The FMC Chairman Mr BC Khatua views pure speculators as amoral(see interview in Mint). But it was only today during his lecture at IIMA, that I got to know the genesis of his views on this subject. And it was truly shocking to hear-its also an excellent example of being careful about the impression you make on others.
When he had visited the NYMEX in May-08(when oil prices were $125 a barrel and rising), he had interacted with a young trader(maybe someone like me 1 yr hence!!!). He had asked the trader his views on oil prices in 6 months and beyond but was answered with a nonchalant shrug that the prices could go only one way-UP. Now, Mr Khatua knew that(then), the oil supply was almost balanced and there was no fear of shortage. When he probed the trader, he heard that the PE/hedge funds/HNI's were all seeking that alpha(extra return to tune of 30%-40%) for which they decided to go bullish on commodities like oil. After all, the slightly balanced situation could tip at the margin with sudden demand from emerging economies like India/China. Now, I do not see anything morally wrong with this approach but Mr Khatua felt that this was misusing a legitimate hedging tool to exploit one sided supply side issue(?).

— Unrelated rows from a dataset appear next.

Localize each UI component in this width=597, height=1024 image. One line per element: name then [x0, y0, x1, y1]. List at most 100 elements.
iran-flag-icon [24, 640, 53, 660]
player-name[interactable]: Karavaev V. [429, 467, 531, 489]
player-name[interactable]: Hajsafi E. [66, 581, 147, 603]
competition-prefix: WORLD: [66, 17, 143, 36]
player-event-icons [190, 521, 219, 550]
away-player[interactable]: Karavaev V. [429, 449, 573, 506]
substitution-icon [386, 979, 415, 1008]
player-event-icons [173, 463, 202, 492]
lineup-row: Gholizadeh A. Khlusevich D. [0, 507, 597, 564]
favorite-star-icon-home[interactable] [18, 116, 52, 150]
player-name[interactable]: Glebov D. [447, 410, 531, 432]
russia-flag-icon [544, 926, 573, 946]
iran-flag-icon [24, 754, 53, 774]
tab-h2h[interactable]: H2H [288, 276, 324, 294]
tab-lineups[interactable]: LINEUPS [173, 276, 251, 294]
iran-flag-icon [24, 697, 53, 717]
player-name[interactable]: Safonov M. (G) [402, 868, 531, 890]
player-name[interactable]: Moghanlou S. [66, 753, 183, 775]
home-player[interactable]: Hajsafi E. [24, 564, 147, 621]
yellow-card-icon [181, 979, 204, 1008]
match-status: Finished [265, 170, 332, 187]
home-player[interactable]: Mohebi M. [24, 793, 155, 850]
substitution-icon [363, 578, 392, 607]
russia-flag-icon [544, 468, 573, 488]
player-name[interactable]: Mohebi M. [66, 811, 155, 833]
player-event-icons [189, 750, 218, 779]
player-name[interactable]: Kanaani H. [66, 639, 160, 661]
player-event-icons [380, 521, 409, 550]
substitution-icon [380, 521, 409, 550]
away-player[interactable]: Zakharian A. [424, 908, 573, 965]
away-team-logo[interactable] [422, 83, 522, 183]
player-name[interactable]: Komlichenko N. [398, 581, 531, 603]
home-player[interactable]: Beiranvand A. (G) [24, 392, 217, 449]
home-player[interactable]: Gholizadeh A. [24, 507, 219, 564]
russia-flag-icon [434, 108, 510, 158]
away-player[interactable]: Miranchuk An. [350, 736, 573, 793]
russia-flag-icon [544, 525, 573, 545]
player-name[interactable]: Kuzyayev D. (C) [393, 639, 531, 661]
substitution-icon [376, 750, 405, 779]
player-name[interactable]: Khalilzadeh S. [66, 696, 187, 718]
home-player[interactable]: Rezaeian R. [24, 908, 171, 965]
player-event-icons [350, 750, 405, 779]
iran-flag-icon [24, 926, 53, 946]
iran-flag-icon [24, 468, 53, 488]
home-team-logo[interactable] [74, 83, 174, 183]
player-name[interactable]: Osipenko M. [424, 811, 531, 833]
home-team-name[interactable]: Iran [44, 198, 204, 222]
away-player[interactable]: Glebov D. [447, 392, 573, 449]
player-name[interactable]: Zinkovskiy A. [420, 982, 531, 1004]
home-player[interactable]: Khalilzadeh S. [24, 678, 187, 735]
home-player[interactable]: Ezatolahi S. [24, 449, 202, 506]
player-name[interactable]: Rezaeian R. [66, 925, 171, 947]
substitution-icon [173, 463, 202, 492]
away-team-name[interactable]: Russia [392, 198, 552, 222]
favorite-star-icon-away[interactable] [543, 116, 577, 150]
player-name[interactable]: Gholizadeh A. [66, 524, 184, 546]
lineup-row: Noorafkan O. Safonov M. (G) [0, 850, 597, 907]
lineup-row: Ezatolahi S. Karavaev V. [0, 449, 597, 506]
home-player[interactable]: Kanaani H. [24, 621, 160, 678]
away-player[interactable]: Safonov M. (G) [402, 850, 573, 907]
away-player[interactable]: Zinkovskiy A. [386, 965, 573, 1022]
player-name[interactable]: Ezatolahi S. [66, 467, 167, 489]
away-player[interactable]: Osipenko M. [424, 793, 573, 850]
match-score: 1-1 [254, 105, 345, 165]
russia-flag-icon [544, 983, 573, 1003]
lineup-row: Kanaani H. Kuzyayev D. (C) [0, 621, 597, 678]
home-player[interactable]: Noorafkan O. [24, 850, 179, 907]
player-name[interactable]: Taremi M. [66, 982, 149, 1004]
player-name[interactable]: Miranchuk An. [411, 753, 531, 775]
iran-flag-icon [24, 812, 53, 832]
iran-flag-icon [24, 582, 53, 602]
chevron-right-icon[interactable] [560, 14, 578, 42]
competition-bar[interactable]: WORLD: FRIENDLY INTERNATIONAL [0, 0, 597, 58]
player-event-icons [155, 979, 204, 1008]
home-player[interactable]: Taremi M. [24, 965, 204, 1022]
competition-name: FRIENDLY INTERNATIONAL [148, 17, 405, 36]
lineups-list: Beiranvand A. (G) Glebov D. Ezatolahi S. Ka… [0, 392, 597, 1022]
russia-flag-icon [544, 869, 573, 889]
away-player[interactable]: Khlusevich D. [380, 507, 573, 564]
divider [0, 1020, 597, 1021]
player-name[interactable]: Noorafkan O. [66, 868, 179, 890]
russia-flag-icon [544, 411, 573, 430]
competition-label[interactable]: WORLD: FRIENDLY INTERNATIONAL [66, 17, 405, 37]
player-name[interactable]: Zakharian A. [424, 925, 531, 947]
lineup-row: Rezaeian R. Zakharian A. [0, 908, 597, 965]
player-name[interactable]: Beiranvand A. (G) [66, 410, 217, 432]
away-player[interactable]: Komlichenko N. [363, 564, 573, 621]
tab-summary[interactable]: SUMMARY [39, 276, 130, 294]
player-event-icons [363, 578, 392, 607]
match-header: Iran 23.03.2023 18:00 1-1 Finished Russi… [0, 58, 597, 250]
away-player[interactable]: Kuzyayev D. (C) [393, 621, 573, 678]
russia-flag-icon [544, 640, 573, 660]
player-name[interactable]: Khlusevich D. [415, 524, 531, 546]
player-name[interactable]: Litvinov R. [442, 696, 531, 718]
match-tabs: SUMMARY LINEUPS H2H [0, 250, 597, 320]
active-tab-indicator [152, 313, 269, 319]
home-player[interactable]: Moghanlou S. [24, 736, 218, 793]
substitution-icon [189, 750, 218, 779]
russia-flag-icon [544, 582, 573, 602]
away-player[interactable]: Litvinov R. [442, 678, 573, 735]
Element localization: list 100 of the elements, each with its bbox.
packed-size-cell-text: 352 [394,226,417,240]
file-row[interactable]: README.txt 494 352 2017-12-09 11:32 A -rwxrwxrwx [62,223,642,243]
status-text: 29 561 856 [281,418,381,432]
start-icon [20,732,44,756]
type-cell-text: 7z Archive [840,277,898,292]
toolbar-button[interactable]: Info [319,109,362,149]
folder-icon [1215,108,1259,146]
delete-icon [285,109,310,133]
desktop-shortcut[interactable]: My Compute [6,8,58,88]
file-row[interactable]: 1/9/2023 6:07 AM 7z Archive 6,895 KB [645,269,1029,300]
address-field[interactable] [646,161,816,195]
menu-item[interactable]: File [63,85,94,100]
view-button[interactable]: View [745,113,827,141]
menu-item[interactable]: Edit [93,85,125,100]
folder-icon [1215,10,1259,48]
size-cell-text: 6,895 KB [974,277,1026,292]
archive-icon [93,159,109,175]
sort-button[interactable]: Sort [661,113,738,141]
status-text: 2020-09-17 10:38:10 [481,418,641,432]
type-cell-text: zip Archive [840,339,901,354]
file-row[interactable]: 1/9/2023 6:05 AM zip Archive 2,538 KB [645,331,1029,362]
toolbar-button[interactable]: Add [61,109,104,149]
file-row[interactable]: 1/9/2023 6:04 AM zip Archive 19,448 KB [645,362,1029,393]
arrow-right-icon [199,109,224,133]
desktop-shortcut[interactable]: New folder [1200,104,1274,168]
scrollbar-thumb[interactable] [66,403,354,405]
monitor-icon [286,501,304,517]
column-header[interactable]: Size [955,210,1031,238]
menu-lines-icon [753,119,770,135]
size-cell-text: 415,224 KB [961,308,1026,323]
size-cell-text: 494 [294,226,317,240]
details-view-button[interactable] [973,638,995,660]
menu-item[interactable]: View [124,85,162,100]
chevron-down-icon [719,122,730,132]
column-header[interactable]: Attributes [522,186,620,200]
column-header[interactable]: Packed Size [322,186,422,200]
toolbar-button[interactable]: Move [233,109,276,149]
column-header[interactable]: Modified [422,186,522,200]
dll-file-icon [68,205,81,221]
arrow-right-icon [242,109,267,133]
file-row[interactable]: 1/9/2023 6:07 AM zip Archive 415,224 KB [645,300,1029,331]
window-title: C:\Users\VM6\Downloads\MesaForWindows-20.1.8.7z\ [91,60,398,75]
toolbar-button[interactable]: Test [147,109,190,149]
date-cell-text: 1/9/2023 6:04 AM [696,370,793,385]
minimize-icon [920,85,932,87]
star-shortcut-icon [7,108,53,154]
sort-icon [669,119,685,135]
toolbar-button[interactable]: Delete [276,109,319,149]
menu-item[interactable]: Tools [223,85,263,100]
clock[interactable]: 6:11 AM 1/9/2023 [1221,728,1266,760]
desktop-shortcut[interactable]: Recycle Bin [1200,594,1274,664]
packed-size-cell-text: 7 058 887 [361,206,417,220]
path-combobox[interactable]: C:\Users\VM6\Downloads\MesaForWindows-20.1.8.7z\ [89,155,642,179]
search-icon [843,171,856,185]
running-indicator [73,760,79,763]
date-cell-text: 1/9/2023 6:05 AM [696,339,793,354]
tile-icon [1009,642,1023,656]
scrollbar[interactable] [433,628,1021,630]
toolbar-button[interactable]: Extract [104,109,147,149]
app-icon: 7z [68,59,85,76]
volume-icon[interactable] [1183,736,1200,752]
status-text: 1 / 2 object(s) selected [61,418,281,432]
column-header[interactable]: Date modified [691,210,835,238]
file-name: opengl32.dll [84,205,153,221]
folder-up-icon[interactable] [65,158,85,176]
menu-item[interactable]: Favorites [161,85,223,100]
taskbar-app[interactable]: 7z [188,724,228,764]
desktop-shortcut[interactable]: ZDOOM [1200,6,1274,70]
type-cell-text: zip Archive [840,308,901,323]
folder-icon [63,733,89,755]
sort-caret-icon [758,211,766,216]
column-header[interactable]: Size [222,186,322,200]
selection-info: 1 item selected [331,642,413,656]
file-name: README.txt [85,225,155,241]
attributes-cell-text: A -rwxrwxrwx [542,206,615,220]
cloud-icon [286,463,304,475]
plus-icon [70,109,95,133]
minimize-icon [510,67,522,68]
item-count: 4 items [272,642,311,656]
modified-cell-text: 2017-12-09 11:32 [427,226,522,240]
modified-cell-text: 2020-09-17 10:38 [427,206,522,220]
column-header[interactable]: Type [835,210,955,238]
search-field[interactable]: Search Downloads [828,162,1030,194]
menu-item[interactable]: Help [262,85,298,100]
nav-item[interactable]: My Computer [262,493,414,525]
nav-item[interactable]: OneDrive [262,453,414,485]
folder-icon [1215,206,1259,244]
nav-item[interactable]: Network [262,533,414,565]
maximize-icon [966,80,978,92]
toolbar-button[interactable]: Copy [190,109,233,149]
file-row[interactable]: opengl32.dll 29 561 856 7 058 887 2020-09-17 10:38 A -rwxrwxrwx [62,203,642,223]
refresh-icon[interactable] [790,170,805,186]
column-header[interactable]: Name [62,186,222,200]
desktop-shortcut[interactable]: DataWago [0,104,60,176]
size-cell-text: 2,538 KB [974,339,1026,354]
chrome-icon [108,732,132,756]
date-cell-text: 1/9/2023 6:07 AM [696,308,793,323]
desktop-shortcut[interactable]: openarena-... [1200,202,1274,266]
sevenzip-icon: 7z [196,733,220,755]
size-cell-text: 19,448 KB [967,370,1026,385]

He also faulted the SRO(exchanges) for following herd mentality in their regulatory tools like margining, position limits etc While he could find some justification in their fear that trade would shift offshore(UK/Singapore etc) if they enforced tough limits, he still felt that this reluctance to enforce their own powers, was the reason speculators could ride freely.
This experience seems to have deeply impacted him as these views persist even nearly 3 yrs hence. And while he is at the helm of FMC, it is unlikely that high frequency traders/ huge financial investors will be allowed into India's commodity futures markets.